Tra i c.d. “macromiceti”, ne esistono diversi per così dire “non
specifici”, quali Entoloma parasaticum, Hypocrea spp.,
Sepedonium spp., Squamanita spp., Syzygospora
spp. e Tremella spp.; altri, viceversa, risultano
maggiormente “selettivi” in relazione all’ospite, quali Xerocomus
parasiticus (su Scleroderma), Cordyceps capitata e
Cordyceps ophioglossoides (su Elaphomyces),
Asterophora lycoperdoides e Asterophora parasitica (su
Russulaceae) e, appunto, Volvariella surrecta (su
Clitocybe nebularis e, raramente, su altre Tricholomataceae).
Volvariella surrecta
è stata esposta alla
recente Mostra micologica organizzata dall’Associazione: si tratta
di un ritrovamento non abituale.
Il Genere Volvariella Spegazzini, caratterizzato da lamelle
libere, sporata in massa rosata, gambo privo di anello, ma con base
avvolta da volva, annovera solitamente specie saprotrofe. Nel caso
di Volvariella surrecta, il substrato di crescita è
costituito da esemplari putrescenti di Tricholomataceae, quasi
sempre riconducibili a Clitocybe nebularis.
All’analisi microscopica, tutte le Volvariella presentano
spore generalmente lisce e di forma ovale.
Morfologicamente, Volvariella surrecta sviluppa basidiomi di
dimensioni modeste, con cappello di diametro compreso tra i 3 e gli
8 cm e volva ben delineata, sacciforme e di consistenza piuttosto
membranosa, ricoperta da una minuta pruina.

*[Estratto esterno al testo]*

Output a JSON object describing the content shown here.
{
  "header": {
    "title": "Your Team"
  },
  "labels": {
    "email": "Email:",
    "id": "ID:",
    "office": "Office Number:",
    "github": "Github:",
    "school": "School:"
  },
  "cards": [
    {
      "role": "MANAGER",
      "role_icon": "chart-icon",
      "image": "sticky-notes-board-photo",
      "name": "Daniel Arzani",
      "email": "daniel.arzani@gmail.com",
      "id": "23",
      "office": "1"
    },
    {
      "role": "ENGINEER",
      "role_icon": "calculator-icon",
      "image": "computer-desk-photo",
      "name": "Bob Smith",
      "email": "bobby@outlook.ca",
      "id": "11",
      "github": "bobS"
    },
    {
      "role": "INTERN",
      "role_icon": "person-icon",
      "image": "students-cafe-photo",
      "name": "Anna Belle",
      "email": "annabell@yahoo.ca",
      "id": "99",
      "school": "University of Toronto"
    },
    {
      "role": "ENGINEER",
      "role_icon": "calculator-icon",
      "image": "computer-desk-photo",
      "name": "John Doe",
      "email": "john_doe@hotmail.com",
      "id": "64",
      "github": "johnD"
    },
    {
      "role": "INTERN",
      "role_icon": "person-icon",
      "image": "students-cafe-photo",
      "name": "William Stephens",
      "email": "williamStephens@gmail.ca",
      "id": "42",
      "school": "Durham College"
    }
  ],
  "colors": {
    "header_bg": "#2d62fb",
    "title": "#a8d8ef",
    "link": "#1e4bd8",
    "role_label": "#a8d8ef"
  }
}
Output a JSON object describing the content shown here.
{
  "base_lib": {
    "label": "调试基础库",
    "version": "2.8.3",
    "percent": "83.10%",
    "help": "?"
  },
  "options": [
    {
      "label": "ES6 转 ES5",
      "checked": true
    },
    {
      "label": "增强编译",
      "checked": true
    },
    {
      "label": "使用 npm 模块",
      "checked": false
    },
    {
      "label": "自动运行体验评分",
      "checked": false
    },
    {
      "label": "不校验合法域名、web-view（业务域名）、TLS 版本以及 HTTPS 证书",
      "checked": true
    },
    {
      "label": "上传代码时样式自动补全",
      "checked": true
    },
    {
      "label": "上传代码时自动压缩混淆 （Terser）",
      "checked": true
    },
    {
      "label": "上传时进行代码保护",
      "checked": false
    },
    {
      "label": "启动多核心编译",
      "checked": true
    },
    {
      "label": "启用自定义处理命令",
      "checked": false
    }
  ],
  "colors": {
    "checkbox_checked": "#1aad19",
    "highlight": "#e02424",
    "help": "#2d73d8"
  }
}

Questa Specie ha colorazioni che vanno dal bianco al grigio nel
cappello, biancastre con toni rosati nel gambo, biancastre fino a
rosa pallido nella volva. Alla manipolazione e negli esemplari più
vetusti sono possibili variazioni di tonalità verso l’ocra-bruno,
soprattutto nelle superfici pileiche.
Il cappello, mai completamente disteso ed appianato, non è liscio ma
feltrato-tomentoso per via della finissima peluria che lo ricopre:
la cuticola si asporta agevolmente.
Le lamelle appaiono libere, abbastanza fitte, intervallate da
lamellule; presentano filo irregolare con i cromatismi tipici per il
Genere Volvariella: le lamelle sono dapprima biancastre, poi
timidamente ed infine intensamente rosate, con il progressivo
rilascio delle spore.
L’odore della carne è banale (fungino), ma può assumere note
aromatiche.
Tra le caratteristiche microscopiche, vanno registrate spore di
forma ovoidale e cheilocistidi di forma clavata-affusolata con
strozzatura apicale a “collo di bottiglia”.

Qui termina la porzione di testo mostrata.